Chapter VI, Continued

2. Thus much about the connexion. Think next of the enemies presented to our thought by St. Paul. What are they, who are they? In our Baptism we were dedicated and sealed to a manful warfare against an unholy triple Alliance – “the world, the flesh, and the devil;” and we shall have to deal with all the three even to the end. But the present passage isolates, as it were, the third member of the alliance, and deals with it alone. It presents us with the fact of personal spirits of evil, under their great head and chief, actively at work and at war against us. In one respect, such a view includes within it the remembrance of the world and the flesh. For the personal evil powers, assuredly, to a degree greater than we ever realize, organize and energize the attack, from whatever quarter it comes. Diabolus, in the pages of that wonderful book, Bunyan’s Holy War, knew how to attack from without, both by assault, and by parley with weak or treacherous inmates of the Town of Mansoul. But not to pursue this thought, we have as a fact a host of unseen personal spirits put here before us as our foes. They are indeed real persons, not figures of speech, say the contrary who will. True, they are an awful mystery, but a mystery not greater in kind than is the existence of evil men who live, as many do, to tempt others to evil. In anywise, to the Lord and to His Apostles they were “a living, dark reality.” In the Word of God the Christian’s conflict is seen to be one not merely “with flesh and blood,” that is to say with frail mortal m en, withstanding and tempting, but against this dark throng of unseen assailants, working personally, and working earnestly, in quiet as well as in alarming hours, for his spiritual loss and woe.

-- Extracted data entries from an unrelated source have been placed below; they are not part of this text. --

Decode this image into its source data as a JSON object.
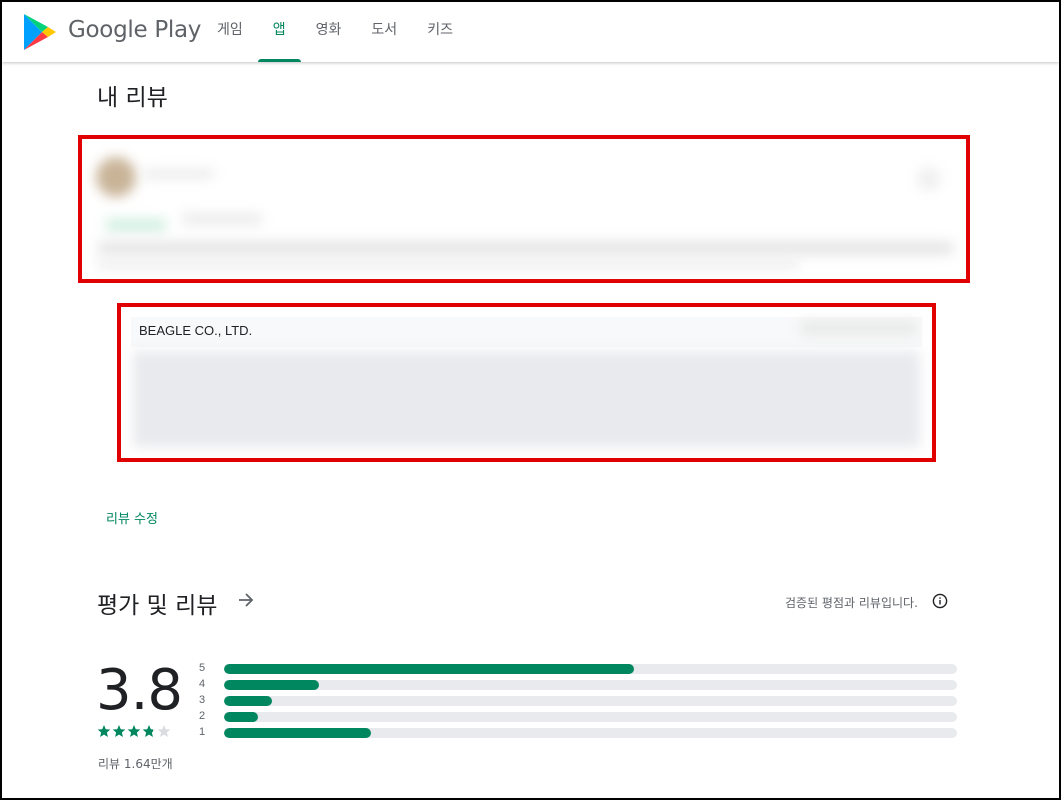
{
  "header": {
    "brand": "Google Play",
    "tabs": [
      {
        "label": "게임",
        "active": false
      },
      {
        "label": "앱",
        "active": true
      },
      {
        "label": "영화",
        "active": false
      },
      {
        "label": "도서",
        "active": false
      },
      {
        "label": "키즈",
        "active": false
      }
    ]
  },
  "my_review": {
    "title": "내 리뷰",
    "developer_reply": {
      "developer": "BEAGLE CO., LTD."
    },
    "edit_label": "리뷰 수정"
  },
  "ratings": {
    "title": "평가 및 리뷰",
    "verified_text": "검증된 평점과 리뷰입니다.",
    "score": "3.8",
    "stars_value": 3.8,
    "review_count": "리뷰 1.64만개",
    "distribution": [
      {
        "label": "5",
        "fraction": 0.56
      },
      {
        "label": "4",
        "fraction": 0.13
      },
      {
        "label": "3",
        "fraction": 0.065
      },
      {
        "label": "2",
        "fraction": 0.047
      },
      {
        "label": "1",
        "fraction": 0.2
      }
    ]
  },
  "colors": {
    "accent": "#01875f",
    "highlight_box": "#e00000"
  },
  "icons": [
    "google-play-logo-icon",
    "arrow-right-icon",
    "info-icon",
    "star-icon"
  ]
}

3. Observe next the precise and definite aim of these adversaries. It is to dislodge you, Christian, from a point on which you stand, on which you are set and stationed by your Lord. You see yourself here as a soldier, but not as a soldier on the march through a hostile country, nor as running the errands of your Captain, but as posted upon a vantage-ground in the field. The strategy of the enemy aims above all things at getting you to leave it. We all know how the day of Hastings was lost, and the history of England changed for ever, by a failure – not to manoeuvre, to march, to charge, but to stand, having done all to stand, within a vantage-ground. Every day brings for the soul its field of Hastings. Forewarned, let us secure victory. Let us stand, withstand, having done all let us stand.